Hospice Palliative Care: how you can help

Hospice palliative care—What does it mean to you? What does it mean to your family?

Hospice palliative care—What does it mean to you?  What does it mean to your family?

Hospice Palliative Care Month, May 2011, is an opportunity to highlight and encourage our community to talk about what hospice palliative care means to them and their loved ones.

This year, the Central Cariboo Hospice Palliative Care Society of Williams Lake and area has chosen to build upon the World Hospice Palliative Care Day’s campaign:  Sharing the Care.
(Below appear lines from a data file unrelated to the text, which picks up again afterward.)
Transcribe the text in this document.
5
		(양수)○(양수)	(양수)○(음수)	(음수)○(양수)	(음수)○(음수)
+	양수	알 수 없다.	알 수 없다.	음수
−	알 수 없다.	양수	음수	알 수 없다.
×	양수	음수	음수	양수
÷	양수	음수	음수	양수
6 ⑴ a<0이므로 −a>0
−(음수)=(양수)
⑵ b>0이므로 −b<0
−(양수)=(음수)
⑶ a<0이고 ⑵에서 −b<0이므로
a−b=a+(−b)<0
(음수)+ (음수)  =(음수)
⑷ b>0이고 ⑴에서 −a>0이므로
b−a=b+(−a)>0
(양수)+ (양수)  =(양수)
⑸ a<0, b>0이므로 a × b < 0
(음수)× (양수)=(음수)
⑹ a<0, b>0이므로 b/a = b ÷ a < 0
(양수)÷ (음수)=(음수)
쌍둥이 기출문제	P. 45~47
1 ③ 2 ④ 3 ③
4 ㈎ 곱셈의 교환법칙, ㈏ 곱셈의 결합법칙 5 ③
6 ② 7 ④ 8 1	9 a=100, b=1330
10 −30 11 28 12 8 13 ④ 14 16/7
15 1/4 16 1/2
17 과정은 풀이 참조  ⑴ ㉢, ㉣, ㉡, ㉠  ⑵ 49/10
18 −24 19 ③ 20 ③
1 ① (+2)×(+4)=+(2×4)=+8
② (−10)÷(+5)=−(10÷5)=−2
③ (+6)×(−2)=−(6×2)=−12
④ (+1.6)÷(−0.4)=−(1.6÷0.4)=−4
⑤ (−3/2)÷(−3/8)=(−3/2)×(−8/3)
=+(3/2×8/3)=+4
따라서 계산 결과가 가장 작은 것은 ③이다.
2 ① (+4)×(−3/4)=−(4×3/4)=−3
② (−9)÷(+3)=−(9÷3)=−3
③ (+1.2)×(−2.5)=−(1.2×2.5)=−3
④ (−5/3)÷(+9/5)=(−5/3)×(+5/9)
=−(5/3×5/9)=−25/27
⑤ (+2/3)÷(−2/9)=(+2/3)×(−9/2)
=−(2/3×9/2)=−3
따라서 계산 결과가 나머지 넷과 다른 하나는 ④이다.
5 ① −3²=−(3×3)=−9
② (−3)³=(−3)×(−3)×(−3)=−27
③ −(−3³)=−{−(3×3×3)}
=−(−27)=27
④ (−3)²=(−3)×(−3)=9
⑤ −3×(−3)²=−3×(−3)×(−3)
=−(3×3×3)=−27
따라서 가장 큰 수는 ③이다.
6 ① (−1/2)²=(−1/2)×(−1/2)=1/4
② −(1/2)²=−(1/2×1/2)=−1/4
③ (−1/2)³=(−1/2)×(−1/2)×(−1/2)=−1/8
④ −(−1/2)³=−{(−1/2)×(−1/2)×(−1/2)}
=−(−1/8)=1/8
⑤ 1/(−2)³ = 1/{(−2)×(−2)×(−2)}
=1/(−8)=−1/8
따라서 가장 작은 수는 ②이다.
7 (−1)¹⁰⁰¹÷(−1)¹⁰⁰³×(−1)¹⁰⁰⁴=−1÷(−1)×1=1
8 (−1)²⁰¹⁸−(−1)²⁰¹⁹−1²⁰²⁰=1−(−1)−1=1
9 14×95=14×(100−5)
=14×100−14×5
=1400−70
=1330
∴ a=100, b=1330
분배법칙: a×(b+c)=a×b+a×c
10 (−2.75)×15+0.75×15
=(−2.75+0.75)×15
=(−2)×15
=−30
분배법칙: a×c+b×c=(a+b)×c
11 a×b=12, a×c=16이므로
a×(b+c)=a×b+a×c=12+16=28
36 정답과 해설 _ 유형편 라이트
The responsibility of caring for someone with a life-limiting illness is one that needs to be shared collectively within our community.

Together we can all make a difference in the lives of those who are living with a life-limiting illness and those affected by it.

Peter Mansbridge, of CBC’s “National” TV news program, shares, “Hospice palliative care is about dignity, quality of life, comfort and courage. By sharing the care, we can help provide the quality of care and compassion that everyone deserves at the end of life.”

“Many Canadians do not understand hospice palliative care, and how it can benefit them and their loved ones,” explains Wendy Wainwright, president of the Canadian Hospice Palliative Care Society.

“Quality hospice palliative care offers a range of services that includes physical, psychological, social, spiritual and practical support to people with life-threatening illnesses, and to their families.

“It focuses on what people need and want at any given time, both prior to death and during bereavement.”

Kate McDonough, executive director of the Central Cariboo Hospice, adds: “Our hospice volunteers and staff work cooperatively with home and community nursing, physicians, home-support workers, Cariboo Memorial Hospital staff, the Senior’s Village staff and caregivers as part of a full palliative-care team.

“Our hospice volunteer services are free of charge to families, and are available for anyone with a life-threatening illness or condition, as well as for those who are grieving. We make the road less lonely.”

“One of the things that our community and our Hospice organization needs is more volunteers,” says Wendy Stasica, volunteer service co-ordinator for the Central Cariboo Hospice.”

Realizing that it is not a job that everyone can handle, it is nevertheless one of the most gratifying volunteer roles. It is a true privilege to be present at this very important event, and the clients and their families are so appreciative of that support.”

All Canadians have the right to die with dignity, free of pain, surrounded by their loved ones, in a setting of their choice. It is crucial that the Canadian health-care system have the programs and services in place to provide the quality end-of-life care that Canadians need.